Stop in for a quickie:
Fill up your tank,
Quench your need
For something sticky sweet

And then leave.
Continue to wherever you were headed.

Until your thirst returns,
Or your tank runs low
And you need a convenient stop:

Pull in,
Park as close as you can,
My doors open automatically:
Just for you

Faster you get in,
Quicker you get out,
"Thank you! Come again."

Tuesday, January 3, 2012

Baby it's cold outside...

It's nights like these I wish I had someone to curl up with and snuggle.  The colder the weather, the lonelier it feels. Another reason why the winter season is hazardous for singles.

Monday, January 2, 2012

Down under.

The problem with dating is it always starts the same way... you meet an OK Guy who your friends talk you into going out with because they think he's great and you need to give him a chance: date one is magical.  He takes you out to dinner and pays, ending the night with a kiss.   Date two is the same gentleman behavior ending in heavy petting.  Date three: his personality finally starts to show and you realize your prince is really interested  in a steak dinner and exploding all over your stomach after a  hand job...

Albeit, we are physically compatible.  But his rigidity and structured type A personality stifles my passionate, spontaneous side; I'm water where he's a rock.

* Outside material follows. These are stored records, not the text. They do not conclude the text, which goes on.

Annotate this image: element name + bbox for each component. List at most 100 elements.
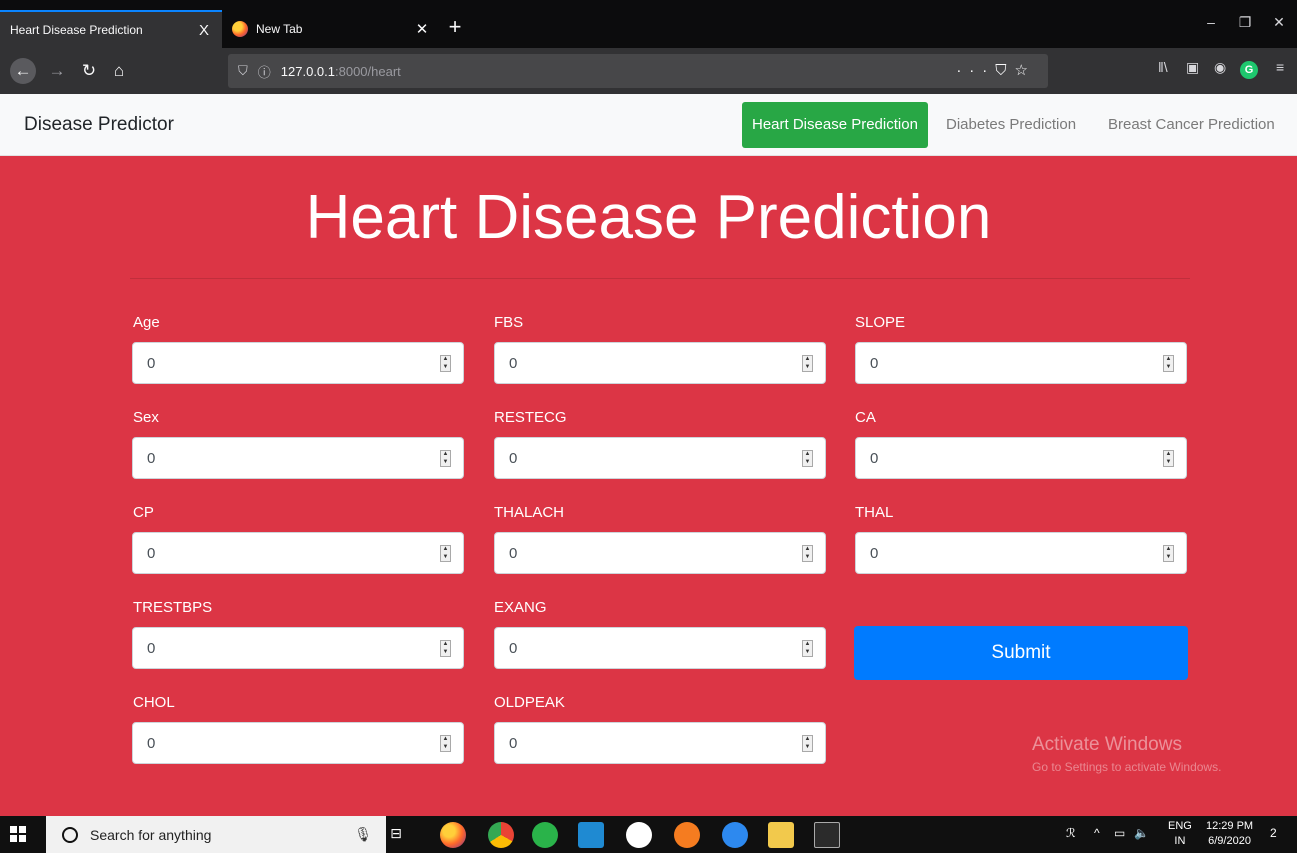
ca-input[interactable]: 0 ▲ ▼	[855, 437, 1187, 479]
trestbps-input[interactable]: 0 ▲ ▼	[132, 627, 464, 669]
tray-chevron-icon[interactable]: ^	[1094, 826, 1100, 840]
terminal-icon[interactable]	[814, 822, 840, 848]
activate-windows-title: Activate Windows	[1032, 734, 1182, 755]
stepper-icon[interactable]: ▲ ▼	[802, 545, 813, 562]
sex-input[interactable]: 0 ▲ ▼	[132, 437, 464, 479]
exang-label: EXANG	[494, 599, 547, 616]
close-icon[interactable]: X	[196, 22, 212, 39]
clock[interactable]: 12:29 PM 6/9/2020	[1206, 819, 1253, 849]
vscode-icon[interactable]	[578, 822, 604, 848]
language-indicator[interactable]: ENG IN	[1168, 819, 1192, 849]
close-icon[interactable]: ✕	[414, 20, 430, 38]
lang-code: ENG	[1168, 820, 1192, 832]
notification-icon[interactable]: 2	[1270, 826, 1277, 840]
people-icon[interactable]: ℛ	[1066, 826, 1076, 840]
submit-button[interactable]: Submit	[854, 626, 1188, 680]
fbs-label: FBS	[494, 314, 524, 331]
nav-heart-disease[interactable]: Heart Disease Prediction	[742, 102, 928, 148]
forward-icon[interactable]: →	[44, 58, 70, 84]
chol-label: CHOL	[133, 694, 175, 711]
thal-label: THAL	[855, 504, 894, 521]
firefox-taskbar-icon[interactable]	[440, 822, 466, 848]
firefox-icon	[232, 21, 248, 37]
ca-value: 0	[870, 449, 879, 467]
stepper-icon[interactable]: ▲ ▼	[440, 735, 451, 752]
tab-title: Heart Disease Prediction	[10, 23, 143, 37]
age-input[interactable]: 0 ▲ ▼	[132, 342, 464, 384]
age-label: Age	[133, 314, 160, 331]
clock-time: 12:29 PM	[1206, 820, 1254, 832]
site-navbar: Disease Predictor Heart Disease Predicti…	[0, 94, 1297, 156]
stepper-icon[interactable]: ▲ ▼	[440, 545, 451, 562]
stepper-icon[interactable]: ▲ ▼	[802, 450, 813, 467]
page-actions-icon[interactable]: ···⛉☆	[956, 61, 1036, 79]
battery-icon[interactable]: ▭	[1114, 826, 1125, 840]
exang-input[interactable]: 0 ▲ ▼	[494, 627, 826, 669]
slope-input[interactable]: 0 ▲ ▼	[855, 342, 1187, 384]
stepper-icon[interactable]: ▲ ▼	[1163, 450, 1174, 467]
reload-icon[interactable]: ↻	[76, 58, 102, 84]
stepper-icon[interactable]: ▲ ▼	[802, 640, 813, 657]
grammarly-icon[interactable]: G	[1240, 61, 1258, 79]
stepper-icon[interactable]: ▲ ▼	[440, 640, 451, 657]
sex-label: Sex	[133, 409, 159, 426]
browser-tab-bar: Heart Disease Prediction X New Tab ✕ + –…	[0, 0, 1297, 48]
stepper-icon[interactable]: ▲ ▼	[802, 735, 813, 752]
fbs-input[interactable]: 0 ▲ ▼	[494, 342, 826, 384]
minimize-icon[interactable]: –	[1196, 14, 1226, 30]
chol-input[interactable]: 0 ▲ ▼	[132, 722, 464, 764]
stepper-icon[interactable]: ▲ ▼	[1163, 355, 1174, 372]
volume-icon[interactable]: 🔈	[1134, 826, 1149, 840]
microphone-icon[interactable]: 🎙	[354, 826, 372, 843]
back-icon[interactable]: ←	[10, 58, 36, 84]
stepper-icon[interactable]: ▲ ▼	[440, 450, 451, 467]
postman-icon[interactable]	[674, 822, 700, 848]
whatsapp-icon[interactable]	[532, 822, 558, 848]
task-view-icon[interactable]: ⊟	[386, 825, 406, 845]
clock-date: 6/9/2020	[1208, 835, 1251, 847]
browser-toolbar: ← → ↻ ⌂ ⛉ ⓘ 127.0.0.1 :8000/heart ···⛉☆ …	[0, 48, 1297, 94]
new-tab-button[interactable]: +	[440, 14, 470, 40]
tab-title: New Tab	[256, 22, 303, 36]
taskbar-search[interactable]: Search for anything 🎙	[46, 816, 386, 853]
sex-value: 0	[147, 449, 156, 467]
chrome-icon[interactable]	[488, 822, 514, 848]
account-icon[interactable]: ◉	[1214, 59, 1226, 76]
restore-icon[interactable]: ❐	[1230, 14, 1260, 31]
info-icon[interactable]: ⓘ	[258, 62, 271, 81]
oldpeak-value: 0	[509, 734, 518, 752]
nav-breast-cancer[interactable]: Breast Cancer Prediction	[1098, 102, 1285, 148]
cp-label: CP	[133, 504, 154, 521]
cp-input[interactable]: 0 ▲ ▼	[132, 532, 464, 574]
slack-icon[interactable]	[626, 822, 652, 848]
stepper-icon[interactable]: ▲ ▼	[802, 355, 813, 372]
library-icon[interactable]: ‖\	[1158, 59, 1168, 75]
window-close-icon[interactable]: ✕	[1264, 14, 1294, 31]
age-value: 0	[147, 354, 156, 372]
thal-value: 0	[870, 544, 879, 562]
thalach-label: THALACH	[494, 504, 565, 521]
tab-heart-disease[interactable]: Heart Disease Prediction X	[0, 10, 222, 48]
teamviewer-icon[interactable]	[722, 822, 748, 848]
sidebar-icon[interactable]: ▣	[1186, 59, 1199, 76]
cp-value: 0	[147, 544, 156, 562]
thal-input[interactable]: 0 ▲ ▼	[855, 532, 1187, 574]
oldpeak-input[interactable]: 0 ▲ ▼	[494, 722, 826, 764]
nav-diabetes[interactable]: Diabetes Prediction	[936, 102, 1086, 148]
taskbar: Search for anything 🎙 ⊟ ℛ ^ ▭ 🔈 ENG IN 1…	[0, 816, 1297, 853]
region-code: IN	[1174, 835, 1186, 847]
home-icon[interactable]: ⌂	[106, 58, 132, 84]
windows-start-icon[interactable]	[10, 826, 26, 842]
file-explorer-icon[interactable]	[768, 822, 794, 848]
ca-label: CA	[855, 409, 876, 426]
address-bar[interactable]: ⛉ ⓘ 127.0.0.1 :8000/heart ···⛉☆	[228, 54, 1048, 88]
stepper-icon[interactable]: ▲ ▼	[1163, 545, 1174, 562]
tab-new-tab[interactable]: New Tab ✕	[222, 10, 440, 48]
cortana-icon	[62, 826, 78, 843]
stepper-icon[interactable]: ▲ ▼	[440, 355, 451, 372]
shield-icon: ⛉	[238, 63, 248, 78]
thalach-input[interactable]: 0 ▲ ▼	[494, 532, 826, 574]
restecg-input[interactable]: 0 ▲ ▼	[494, 437, 826, 479]
brand[interactable]: Disease Predictor	[24, 114, 174, 136]
menu-icon[interactable]: ≡	[1276, 59, 1284, 75]
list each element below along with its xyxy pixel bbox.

And when I try to flow, he blocks my current.  I may be better off washing him off to sea with the other stones and sharks...

Sunday, January 1, 2012

New Years Tradition

Starting my new year's tradition of attempting to journal; nursing a hangover: my stomach is on fire... last night, got hammered at Casselberry Lanes on two long islands; by the time the ferry dropped me off, I was stuck on that island searching for a bed with 1 1/2 more games to bowl.  Jessica,  Becky, and Brandon were there to witness my record game of 38 pins in 10 frames.
Today: 3rd 'date' plans: I'm excited, I like him A LOT, but I keep preparing myself; worst case scenario: he's a serial killer followed by second worst case: he turns ou like every other guy: non-emotional-only-looking-for-a-once-a-week-warm-hole-to-stick-it-in-lets-just-keep-this-non-defined fwb: all in all, going in with positive thinking.